Old to begin

It is not so easy to hit both “this sounds like” and “nothing else before or since.” You can sing songs about Geddy Lee and IKEA and wink wink your way into the hearts of hundreds. There are the songs that are a time for you and sometimes they are the song that told you as a kid to cut your hair and there is the one that told you as an older kid that sure, go ahead and steal that album. One band cannot brighten every corner and one man cannot lighten every hoarder, the singer might sing. Spiral stairs where you least expect them. Everywhere, everywhere, there and there.

So we went ahead and watched it anyway, these American stories of sex traffickers and money and Ice T getting real as the order before the law and kinda hey the title of this is always backwards eh? We entertain ourselves knowing someone

fictional even

has it worse

has it worse

I listen to ambient music, he says. I listen to the sounds around me, he retorts.
I listen to whatever God tells me, he says. I listen to the fact of the matter, he snorts.
I listen to the wind and the winding, he says, the wingdings and things. I continue to listen, continue and hope, and sign and drop my shoulders, and weep a little, he exhorts.

The soaring the rising

Color your lights in he says to me and it is not as if but maybe yes it is as if but not as if. The skin all around us breaks our falls. I cannot grasp this at all. But I do know this.

I know this.

When you speak directly to the heart of a truly insurmountain of a man, his immediate response never quite agrees.

Get It Together

It is the song of bouncing to the beat you know is true. It is the sound of cool as it schoooools over your mind’s fingertips, the stitter sitter stutter tutter of beats made words and words made bone and words bourne. It is the end of product, the end product, the mind blown. It is the right thing at the right time. It is right.

Circular

The belief in all things easy to remember.
The understanding that comes with age, or a pint.

I wonder if the reason why this all matters has to do with a complete disregard for others.
You told me once that there was no more room for you.

Bring forth another sort of tempest.
Gauzy and just barely out of reach.

It’s not enough to pig’s lipstick a slapdash lyric or poem or rhythm or essay.
Speak out sometimes, but try to win.

You’re Outta Sight Since I’m Outta Here

And then the power went out on the laptop and then the lightning bugs made me wish they were spelled lightening bugs and then the feel of summer—all of the good, none of the humidawfulseat of the 90 degree 90 percent days—it all came back. 

Grab a High Life and hold on to your whole life.

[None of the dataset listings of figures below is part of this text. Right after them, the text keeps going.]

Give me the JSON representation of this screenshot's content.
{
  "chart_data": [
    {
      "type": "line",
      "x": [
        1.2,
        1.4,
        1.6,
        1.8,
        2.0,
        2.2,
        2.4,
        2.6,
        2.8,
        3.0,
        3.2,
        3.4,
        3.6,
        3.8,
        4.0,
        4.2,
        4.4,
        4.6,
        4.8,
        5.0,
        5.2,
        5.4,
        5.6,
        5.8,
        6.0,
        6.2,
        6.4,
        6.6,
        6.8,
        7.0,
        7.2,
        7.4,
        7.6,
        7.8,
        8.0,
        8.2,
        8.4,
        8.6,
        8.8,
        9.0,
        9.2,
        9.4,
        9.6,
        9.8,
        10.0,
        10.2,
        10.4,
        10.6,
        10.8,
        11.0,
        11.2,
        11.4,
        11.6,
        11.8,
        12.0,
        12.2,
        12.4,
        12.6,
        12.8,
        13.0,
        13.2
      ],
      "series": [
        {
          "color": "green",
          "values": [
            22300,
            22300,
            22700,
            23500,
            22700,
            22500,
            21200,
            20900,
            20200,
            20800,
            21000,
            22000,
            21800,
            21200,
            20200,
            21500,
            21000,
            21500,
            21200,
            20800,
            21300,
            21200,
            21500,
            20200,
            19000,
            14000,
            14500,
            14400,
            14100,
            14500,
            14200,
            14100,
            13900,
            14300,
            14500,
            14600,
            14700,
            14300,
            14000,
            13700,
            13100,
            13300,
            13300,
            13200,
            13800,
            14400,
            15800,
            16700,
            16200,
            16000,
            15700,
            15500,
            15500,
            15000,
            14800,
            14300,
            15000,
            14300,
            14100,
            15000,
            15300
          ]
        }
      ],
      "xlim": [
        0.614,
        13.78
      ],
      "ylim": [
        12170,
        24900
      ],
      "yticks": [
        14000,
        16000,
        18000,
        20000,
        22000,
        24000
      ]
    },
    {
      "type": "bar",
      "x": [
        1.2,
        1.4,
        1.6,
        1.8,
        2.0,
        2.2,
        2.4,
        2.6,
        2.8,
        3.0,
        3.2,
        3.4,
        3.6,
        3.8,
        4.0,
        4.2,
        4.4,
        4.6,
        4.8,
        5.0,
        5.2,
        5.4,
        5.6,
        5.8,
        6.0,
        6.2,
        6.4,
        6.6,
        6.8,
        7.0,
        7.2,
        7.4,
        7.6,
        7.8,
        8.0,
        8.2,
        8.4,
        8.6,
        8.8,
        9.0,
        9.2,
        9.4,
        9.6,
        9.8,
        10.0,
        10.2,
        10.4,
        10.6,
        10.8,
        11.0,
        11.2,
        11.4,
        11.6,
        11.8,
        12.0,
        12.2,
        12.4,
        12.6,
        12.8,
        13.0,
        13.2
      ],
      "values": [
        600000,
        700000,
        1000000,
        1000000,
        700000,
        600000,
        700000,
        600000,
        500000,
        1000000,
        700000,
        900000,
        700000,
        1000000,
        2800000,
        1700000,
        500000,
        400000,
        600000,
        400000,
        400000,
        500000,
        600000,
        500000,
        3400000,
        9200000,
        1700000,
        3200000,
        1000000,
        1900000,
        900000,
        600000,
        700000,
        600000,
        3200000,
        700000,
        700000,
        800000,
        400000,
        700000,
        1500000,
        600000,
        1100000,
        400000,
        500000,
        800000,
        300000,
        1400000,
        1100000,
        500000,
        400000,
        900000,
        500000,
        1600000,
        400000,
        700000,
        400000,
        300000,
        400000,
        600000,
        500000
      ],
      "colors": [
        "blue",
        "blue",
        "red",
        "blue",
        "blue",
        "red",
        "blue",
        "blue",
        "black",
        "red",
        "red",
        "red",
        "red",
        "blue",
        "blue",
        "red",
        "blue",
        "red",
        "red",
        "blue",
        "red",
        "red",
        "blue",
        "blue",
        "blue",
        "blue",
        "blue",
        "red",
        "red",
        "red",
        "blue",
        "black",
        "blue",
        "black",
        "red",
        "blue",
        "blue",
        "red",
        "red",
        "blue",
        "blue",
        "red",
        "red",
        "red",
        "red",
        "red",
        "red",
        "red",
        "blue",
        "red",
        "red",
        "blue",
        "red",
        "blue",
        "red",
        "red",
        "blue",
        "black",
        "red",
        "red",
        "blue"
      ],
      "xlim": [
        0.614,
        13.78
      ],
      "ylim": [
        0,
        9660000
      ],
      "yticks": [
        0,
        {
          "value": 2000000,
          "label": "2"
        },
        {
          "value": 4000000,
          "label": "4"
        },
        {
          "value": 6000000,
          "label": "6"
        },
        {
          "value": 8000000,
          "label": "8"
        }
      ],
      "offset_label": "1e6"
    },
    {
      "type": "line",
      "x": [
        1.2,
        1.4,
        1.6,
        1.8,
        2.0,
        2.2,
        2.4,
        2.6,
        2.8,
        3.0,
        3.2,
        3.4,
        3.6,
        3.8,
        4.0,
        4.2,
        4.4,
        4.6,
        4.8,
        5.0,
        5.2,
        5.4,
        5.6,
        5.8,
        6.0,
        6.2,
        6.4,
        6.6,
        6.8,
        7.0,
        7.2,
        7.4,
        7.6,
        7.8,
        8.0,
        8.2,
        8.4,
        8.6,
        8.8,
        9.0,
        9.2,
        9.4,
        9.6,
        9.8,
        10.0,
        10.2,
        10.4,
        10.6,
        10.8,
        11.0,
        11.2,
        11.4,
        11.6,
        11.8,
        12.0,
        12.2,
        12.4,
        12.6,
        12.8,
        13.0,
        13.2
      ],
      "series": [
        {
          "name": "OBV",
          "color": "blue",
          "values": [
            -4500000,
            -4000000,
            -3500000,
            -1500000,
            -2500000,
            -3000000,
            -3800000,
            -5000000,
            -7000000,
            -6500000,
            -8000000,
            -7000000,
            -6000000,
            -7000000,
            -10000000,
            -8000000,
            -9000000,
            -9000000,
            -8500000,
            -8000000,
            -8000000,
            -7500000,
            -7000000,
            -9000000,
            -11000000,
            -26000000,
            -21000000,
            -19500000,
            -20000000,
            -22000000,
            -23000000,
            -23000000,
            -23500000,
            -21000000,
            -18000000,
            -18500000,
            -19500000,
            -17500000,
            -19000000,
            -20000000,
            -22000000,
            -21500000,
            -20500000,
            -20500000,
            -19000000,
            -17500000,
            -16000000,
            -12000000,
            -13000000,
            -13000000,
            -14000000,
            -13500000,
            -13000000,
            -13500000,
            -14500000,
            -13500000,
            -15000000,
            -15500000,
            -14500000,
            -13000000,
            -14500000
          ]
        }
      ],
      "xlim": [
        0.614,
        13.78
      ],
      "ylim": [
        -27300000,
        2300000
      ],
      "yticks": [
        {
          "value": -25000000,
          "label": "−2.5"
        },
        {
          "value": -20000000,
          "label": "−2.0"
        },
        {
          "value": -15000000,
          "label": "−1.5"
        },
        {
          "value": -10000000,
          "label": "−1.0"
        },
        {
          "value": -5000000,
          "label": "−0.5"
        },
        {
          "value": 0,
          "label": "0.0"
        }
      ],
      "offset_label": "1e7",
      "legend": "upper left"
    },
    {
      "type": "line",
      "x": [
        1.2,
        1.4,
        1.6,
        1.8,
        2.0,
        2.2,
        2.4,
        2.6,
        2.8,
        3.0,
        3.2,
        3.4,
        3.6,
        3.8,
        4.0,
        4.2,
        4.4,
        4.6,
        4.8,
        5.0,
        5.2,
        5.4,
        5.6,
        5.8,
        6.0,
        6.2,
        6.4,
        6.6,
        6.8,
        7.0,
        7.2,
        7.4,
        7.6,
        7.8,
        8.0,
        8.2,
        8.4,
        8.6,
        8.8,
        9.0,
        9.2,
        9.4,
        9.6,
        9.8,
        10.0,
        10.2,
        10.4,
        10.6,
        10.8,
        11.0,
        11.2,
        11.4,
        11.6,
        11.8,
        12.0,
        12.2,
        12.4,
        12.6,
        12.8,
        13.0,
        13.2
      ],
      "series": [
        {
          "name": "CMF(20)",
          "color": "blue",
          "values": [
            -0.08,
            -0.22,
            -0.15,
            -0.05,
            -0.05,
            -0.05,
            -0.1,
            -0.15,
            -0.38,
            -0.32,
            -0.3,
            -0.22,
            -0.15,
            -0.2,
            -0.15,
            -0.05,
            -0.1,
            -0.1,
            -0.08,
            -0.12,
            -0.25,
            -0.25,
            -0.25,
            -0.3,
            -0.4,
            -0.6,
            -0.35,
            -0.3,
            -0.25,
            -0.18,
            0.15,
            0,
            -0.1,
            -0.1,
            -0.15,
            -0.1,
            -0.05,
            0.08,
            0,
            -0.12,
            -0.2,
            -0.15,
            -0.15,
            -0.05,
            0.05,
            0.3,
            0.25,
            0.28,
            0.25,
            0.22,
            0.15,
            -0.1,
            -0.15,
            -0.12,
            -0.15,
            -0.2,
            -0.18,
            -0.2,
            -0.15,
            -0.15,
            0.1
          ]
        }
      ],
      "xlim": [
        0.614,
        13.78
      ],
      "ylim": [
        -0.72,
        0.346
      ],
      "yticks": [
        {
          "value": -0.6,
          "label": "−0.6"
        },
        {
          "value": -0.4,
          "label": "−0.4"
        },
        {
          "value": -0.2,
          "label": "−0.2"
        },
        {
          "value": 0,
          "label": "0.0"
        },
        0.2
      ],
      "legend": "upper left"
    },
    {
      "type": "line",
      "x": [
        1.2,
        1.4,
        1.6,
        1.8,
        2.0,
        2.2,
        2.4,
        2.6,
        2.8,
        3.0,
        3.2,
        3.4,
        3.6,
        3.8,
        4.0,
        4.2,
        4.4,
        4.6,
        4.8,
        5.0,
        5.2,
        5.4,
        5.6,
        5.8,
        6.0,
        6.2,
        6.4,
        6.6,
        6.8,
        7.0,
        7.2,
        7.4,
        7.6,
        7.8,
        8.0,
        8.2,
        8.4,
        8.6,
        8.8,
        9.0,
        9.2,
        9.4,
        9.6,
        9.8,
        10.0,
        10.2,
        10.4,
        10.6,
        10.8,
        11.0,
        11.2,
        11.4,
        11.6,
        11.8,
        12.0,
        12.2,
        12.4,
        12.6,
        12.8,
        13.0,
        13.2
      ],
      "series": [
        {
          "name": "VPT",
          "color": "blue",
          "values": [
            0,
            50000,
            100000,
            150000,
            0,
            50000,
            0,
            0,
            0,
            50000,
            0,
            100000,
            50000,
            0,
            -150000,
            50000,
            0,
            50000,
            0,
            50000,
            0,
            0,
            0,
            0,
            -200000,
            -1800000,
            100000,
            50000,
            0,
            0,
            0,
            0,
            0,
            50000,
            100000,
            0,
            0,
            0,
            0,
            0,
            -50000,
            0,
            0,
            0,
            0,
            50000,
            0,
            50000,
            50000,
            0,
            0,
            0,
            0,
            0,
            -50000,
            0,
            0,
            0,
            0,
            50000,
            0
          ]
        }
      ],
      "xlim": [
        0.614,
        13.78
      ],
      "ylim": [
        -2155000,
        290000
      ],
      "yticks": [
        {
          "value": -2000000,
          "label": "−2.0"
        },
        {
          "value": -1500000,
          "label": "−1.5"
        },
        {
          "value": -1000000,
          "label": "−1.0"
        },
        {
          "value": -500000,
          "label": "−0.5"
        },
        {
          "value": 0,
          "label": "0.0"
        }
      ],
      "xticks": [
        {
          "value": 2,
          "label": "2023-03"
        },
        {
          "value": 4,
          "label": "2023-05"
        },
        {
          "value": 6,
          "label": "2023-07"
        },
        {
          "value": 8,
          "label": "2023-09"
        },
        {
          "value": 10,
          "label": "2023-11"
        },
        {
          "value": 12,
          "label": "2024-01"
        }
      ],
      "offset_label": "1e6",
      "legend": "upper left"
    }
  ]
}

Hold on to whatever you can, really. Your eyes are burning but I’m not scared, he says, and supposes you can’t fear when you’re the one leaving, right? Never forget the day when it all came back. 

How do you become his star? What can you make of all of the words and the background that just tells you so much? I want to drive in a dusty road pickup and wear hats and be surrounded by all of the important people. They all came back.

You rode in on a horse

There’s just so much heartache, the kind that gets you with its earnestness, that makes you overlook clunker lines because you’re like, “yeah man, yeah, it’s gonna be okay, you play that piano for REAL.”

I can remember you on stage and I can remember singing along and I can remember feeling good about just thinking that you all fucking rocked. Such a bonus, going for the headliner and being rocked by the opener. This happens in Portland, this thing where the band no one knows shows up at the Doug Fir, knows their shit, and just wins over the entire room.

We tripped over ourselves to wonder if you could really be that old. We said, yeah, yeah, it totally makes sense that your music be paired up with theirs. We watched your bassist fuckin rule that 70’s weirdoslap bassline and make it her own. 

We ponied up, we did.

I’m sorry, man on the train who asked me about my Chromebook.

I legitimately thought that you were getting off at Van Buren so I retreated to another seat, only to awkwardly realize that you weren’t leaving the train yet and so I was the guy who got shy when you said “is that that Chromebook? and then mumbled “yeah…it’s pretty cool…” and then retreated to the seat across the aisle and the window and then tried to say to you, “Oh I thought you were getting off at that stop” when I wanted to say, “I’m not afraid of you and actually the CR-48 really is like a prototype sometimes but then I remember they sent me a fully functional kinda-revolutionary computer for free but still, I hope that the commercially available chromebooks are much better than this one because honestly living in the cloud sometimes makes you feel like a dbag,’hey can i have your wireless password?’ when all you really need to do is check to see when the bus is coming but you don’t want to use some of the free monthly 100mb so you have to ask. It’s quite nice and loads up faster than my phone but still, I’m glad I paid zero dollars for it, because it’s nice to have a computer that you can bang around with and look at us in our safe world where we can spot a CR-48, the most unspottable CIA-looking nondescript computer in the world, because we have time to read tech blogs and blather on about things and call it prose poetry.”

3 November 2011

My hoodie suggests a man younger than me. Portland breeds a feeling of younger-than-you-are, which creates crippling doubt and worry in the instance when you then move away. I say crippling because that’s the word that goes with doubt, but niggling or maybe ambushing would make more sense. I miss my old town. This is not a poem.